## Project: Machine Learning Classifier for Sorting Lego Pieces  
## Description:  
Developing and training algorithms for image-based classification of four different Lego categories in a conveyor system.

## Authors:  
- Amer Alhamwi 
- Wael Hamid 
University of British Columbia Okanagan (UBCO)  

## Date:  
November 9, 2024  


In [50]:
# Import necessary libraries for image processing,
# logistic regression modeling, and evaluating with confusion matrix and accuracy score
import os
import numpy as np
from PIL import Image  
from sklearn.linear_model import LogisticRegression
from sklearn.metrics import confusion_matrix, accuracy_score
import matplotlib.pyplot as plt


In [51]:
# The following code loads images from the specified folder, applies image cropping 
# to enhance training accuracy, and assigns classification labels based on the first 
# letter of each image's name. The processed images and labels are stored in arrays 
# for subsequent use in the training process.


# Declare the two folders names for image files
path = "C:\\Users\\Admin\\Desktop\\ENGR 418\\Assignments\\Project_Stage_1"

def test_function(path):
    folder_training = os.path.join(path, "training")
    folder_testing = os.path.join(path, "testing")
    
    return folder_training, folder_testing

folder_training, folder_testing = test_function(path)

# Define the function before calling it
def get_image_data(folder):
    x = []
    y = []

    for pic in os.listdir(f"{folder}/"):
        # opening image using image from PIL
        image = Image.open(f"{folder}/{pic}").convert("L")
        # Crop the images to the center to make it more accurate
        top = int(np.floor(image.height / 4))
        bottom = int(np.ceil(image.height * (3 / 4)))
        left = int(np.floor(image.width / 4))
        right = int(np.ceil(image.width * (3 / 4)))
        #print(image.size)

        # new image is about [500*500] pixels
        cropped_image = image.crop((left, top, right, bottom))

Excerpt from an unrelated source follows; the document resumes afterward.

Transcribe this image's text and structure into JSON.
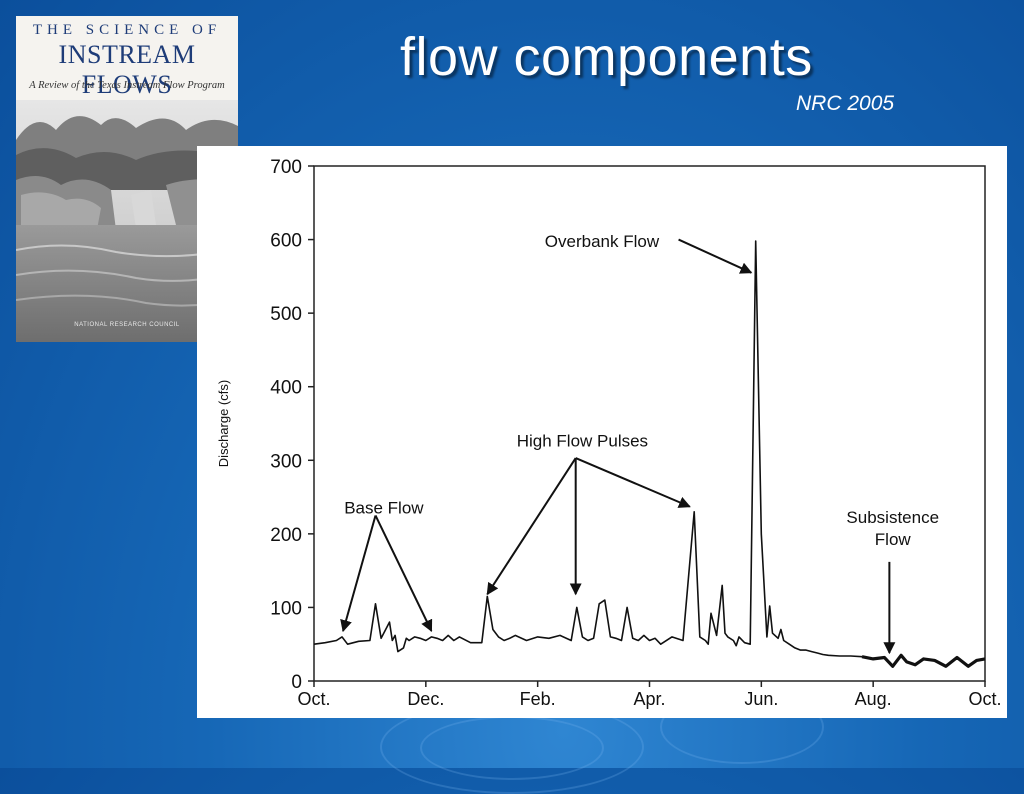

        # resizing images to 64*64 pixels (4096)
        resized_image = cropped_image.resize((64, 64))
        
        data = np.asarray(resized_image)  # Convert image to an array
        
        vec = np.hstack(data)  # Flatten 2D image to a 1D array
        
        x.append(vec)  # Append the flattened image data to the list

        # Assign classes based on first letter/number of the image name
        if str.lower(pic[0]) == "c":
            y.append(0)  # Cir
        elif str.lower(pic[0]) == "r":
            y.append(1)  # rec
        elif str.lower(pic[0]) == "2":
            y.append(2)  # 2b1
        else:
            y.append(3)  # Squ

    x = np.array(x)  # Convert to numpy array
    y = np.array(y)  # Convert to numpy array
 
    return x, y



In [52]:
# This cell loads the training data, trains a Logistic 
# Regression model with the training set, and then
# evaluates the model by predicting on the same training data.

#Set paths for training and testing folders based on the project path
folder_training, folder_testing = test_function(path)

x1_train, y1_train = get_image_data(folder_training)

# Train the Logistic Regression model 
model = LogisticRegression(solver='lbfgs', max_iter=1000)  # Increase max_iter to 1000 or more

#print(f"Data from first directory: {x1_train.shape}, Labels: {y1_train.shape}")

# Train the Logistic Regression model 
model = LogisticRegression(solver='lbfgs', max_iter=1000)  # Increase max_iter to 1000 
model.fit(x1_train, y1_train)

y_pred1 = model.predict(x1_train)

print("Accuracy:", np.round(accuracy_score(y1_train, y_pred1),3))
print("Confusion Matrix:\n", confusion_matrix(y1_train, y_pred1))

Accuracy: 1.0
Confusion Matrix:
 [[36  0  0  0]
 [ 0 36  0  0]
 [ 0  0 36  0]
 [ 0  0  0 36]]


In [53]:
# This code block loads the testing data, uses the trained Logistic Regression model 
# to make predictions on the test set, and evaluates the model's performance by 
# displaying the accuracy score and a confusion matrix.

# Load the testing data
x1_test, y1_test = get_image_data(folder_testing)

# Predict on the test set
y_pred2 = model.predict(x1_test)

# Print the accuracy and confusion matrix
print("Accuracy:", np.round(accuracy_score(y1_test, y_pred2), 3))
print("Confusion Matrix:\n", confusion_matrix(y1_test, y_pred2))

Accuracy: 0.972
Confusion Matrix:
 [[17  0  0  1]
 [ 0 18  0  0]
 [ 0  0 18  0]
 [ 1  0  0 17]]


- The model achieved **perfect accuracy on the training data**, demonstrating an excellent fit to the data it was trained on, and also achieved **a high level of accuracy on the test data**.
- This indicates **strong generalization capabilities** with minimal errors when classifying new data, showing that the model is well-suited for the task.